This problem gave me a great deal of trouble when I first encountered it. I figured out quickly enough that the answer to the maximum case was to make the largest team possible while putting as many participants in groups of size 1 to fulfill the requirement of having m groups. I also figured out that the solution for the minimum case was to put students in as "uniform" of groups as possible. It was figuring out how to put participants in these uniform groups which was the challenge!

In hindsight, my main difficulty was that I was lacking the interpretation of n % m necessary for this problem. The interpretation of n % m that has worked for me 99% of the time for me was to view the quantity n % m as the number r such that n = k*m + r, where 0 <= r < m. Intuitively, this can be thought of as repeatedly summing m until it gets within m units of n and then calling the remainder r. Another way to view this procedure is that we are making as many groups of size m out of n as we possibly can. Unfortunately this problem calls for making exactly m groups, which are almost certainly not of size m!

As a review, the quantity n / m expresses the answer to the following two scenarios:

• We have n pieces and want to split them into groups of size m. How many groups are there?
• We have n pieces and want to split them into m groups. How many are in each group?

Since n % m and n / m are intimately related, it turns out that n % m also can be interpreted in both of these ways, also! To illustrate the first interpretation of n % m, consider the example 8 % 3. We can arrive at the answer using the following procedure:

(3 + 3) + 2

Hence 8 % 3 = 2. The procedure we used was to split 8 into groups of size 3 and count the leftover pieces. However, if we want to use the interpretation of making 3 groups, we need to do a little bit more work. In order to illustrate this perspective, consider the analagous illustration of 8 / 3:

2.67 2.67 2.67

That is, if we wish to make 3 groups out of 8 pieces then we need 2.67 pieces in each group. But notice we can manipulate this expression in the following way:

2.67 2.67 2.67 = (2 + 2 + 2) + (.67 + .67 + .67) = (2 + 2 + 2) + 2.

That is, we take the decimal components of each of the groups and move them into their own group. Recall that 8 % 3 = 2. And notice with this alternate procedure we also arrived at a value of 2. This is not a coincidence! The difference here is that instead of making as many groups of size 3 that would get us up to 8 and computing the remainder, we made 3 groups of size 2. This gave us the same answer.

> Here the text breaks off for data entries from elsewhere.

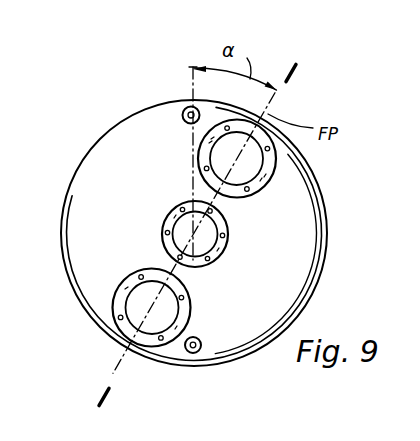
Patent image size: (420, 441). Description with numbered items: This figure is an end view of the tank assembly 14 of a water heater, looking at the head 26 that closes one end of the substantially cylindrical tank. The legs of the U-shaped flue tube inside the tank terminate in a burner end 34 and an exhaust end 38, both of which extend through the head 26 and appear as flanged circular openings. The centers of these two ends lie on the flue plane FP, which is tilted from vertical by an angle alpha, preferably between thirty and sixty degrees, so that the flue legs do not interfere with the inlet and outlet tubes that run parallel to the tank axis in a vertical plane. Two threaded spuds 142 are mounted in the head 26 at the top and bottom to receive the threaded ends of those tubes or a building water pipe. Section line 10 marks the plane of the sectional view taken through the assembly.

The cabinet 10 is at (310, 83).
The tank assembly 14 is at (98, 138).
The head 26 is at (300, 249).
The burner end 34 is at (123, 327).
The exhaust end 38 is at (270, 175).
The threaded spud 142 is at (182, 109).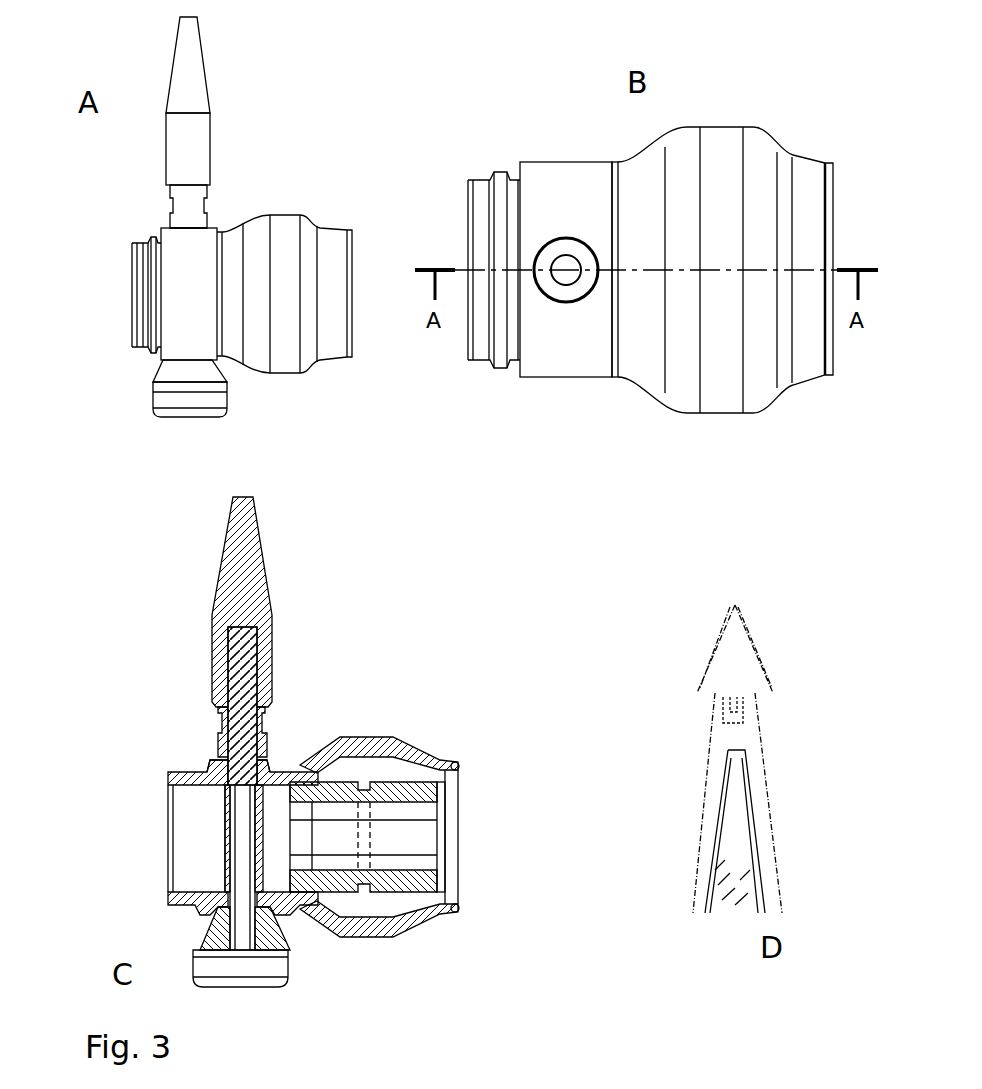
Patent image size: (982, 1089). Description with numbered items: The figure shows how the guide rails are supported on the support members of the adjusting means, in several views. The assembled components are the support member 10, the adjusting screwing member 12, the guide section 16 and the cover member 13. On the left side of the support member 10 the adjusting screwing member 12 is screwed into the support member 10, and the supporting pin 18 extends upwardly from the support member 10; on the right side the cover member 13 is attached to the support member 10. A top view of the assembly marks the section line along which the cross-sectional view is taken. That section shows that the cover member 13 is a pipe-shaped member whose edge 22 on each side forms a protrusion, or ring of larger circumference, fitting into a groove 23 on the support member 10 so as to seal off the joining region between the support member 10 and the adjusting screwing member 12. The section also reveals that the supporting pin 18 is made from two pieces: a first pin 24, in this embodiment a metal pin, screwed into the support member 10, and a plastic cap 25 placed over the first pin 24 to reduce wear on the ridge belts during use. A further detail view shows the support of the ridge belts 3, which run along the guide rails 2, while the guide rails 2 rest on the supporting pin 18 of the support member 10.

The supporting pin 18 is at (205, 140).
The support member 10 is at (198, 268).
The adjusting screwing member 12 is at (140, 313).
The cover member 13 is at (290, 350).
The guide section 16 is at (180, 400).
The plastic cap 25 is at (252, 597).
The first pin 24 is at (250, 730).
The groove 23 is at (205, 762).
The edge 22 is at (455, 907).
The ridge belt 3 is at (695, 693).
The guide rail 2 is at (747, 742).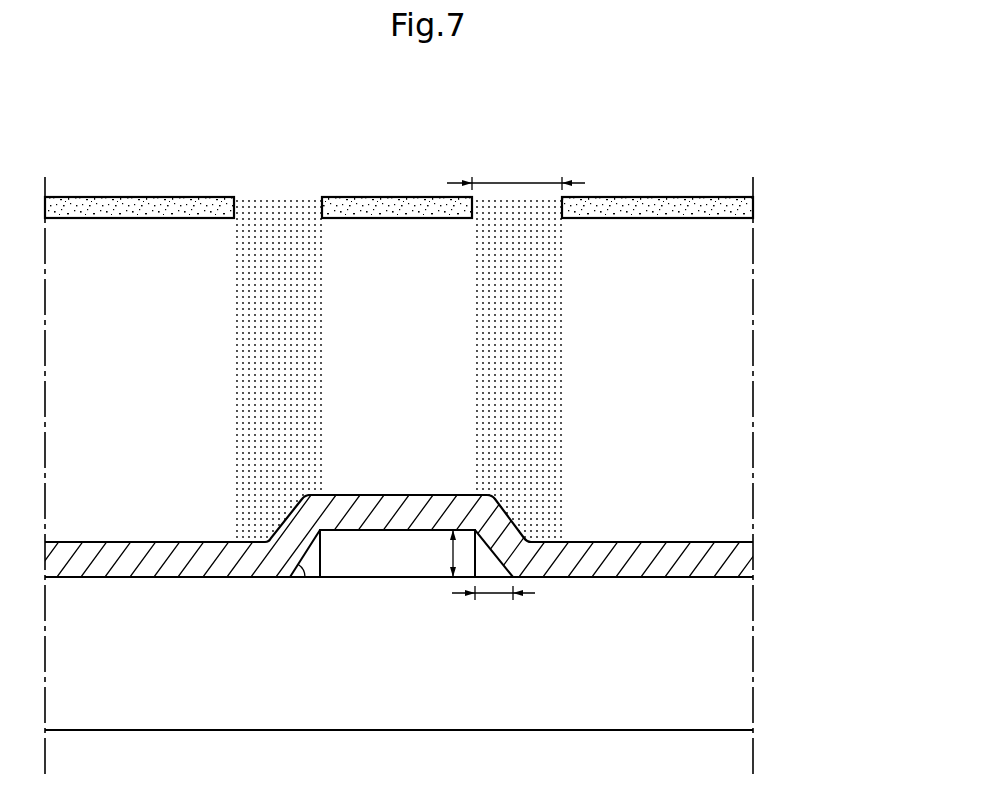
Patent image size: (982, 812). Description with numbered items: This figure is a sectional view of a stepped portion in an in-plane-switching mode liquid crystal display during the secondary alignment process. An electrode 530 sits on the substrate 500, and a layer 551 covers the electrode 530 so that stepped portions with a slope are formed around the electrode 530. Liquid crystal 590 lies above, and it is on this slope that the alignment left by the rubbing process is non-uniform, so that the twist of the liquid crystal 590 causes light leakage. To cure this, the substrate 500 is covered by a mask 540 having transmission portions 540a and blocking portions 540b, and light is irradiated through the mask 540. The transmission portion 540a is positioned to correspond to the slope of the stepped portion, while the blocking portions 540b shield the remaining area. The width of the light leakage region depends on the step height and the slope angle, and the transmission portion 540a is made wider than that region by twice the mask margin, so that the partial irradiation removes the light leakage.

We can see that the operation of "removing the decimal component of a number" is equivalent n / m. And the sum of decimal components corresponds to n % m. In the general case, we have the following procedure for splitting up n participants into m groups with some leftover:

floor(n/m) floor(n/m) ... floor(n/m) (m times) + n % m

Relating this back to the original problem, all that remains is to distribute the leftover n % m participants as evenly as possible into the m groups we've computed. It's not hard to see the way to do this is to add one student to each group until we run out of leftover participants. Thus we wind up with m total teams, n % m of which have size floor(n/m)+1 and m — n % m of which have size n / m.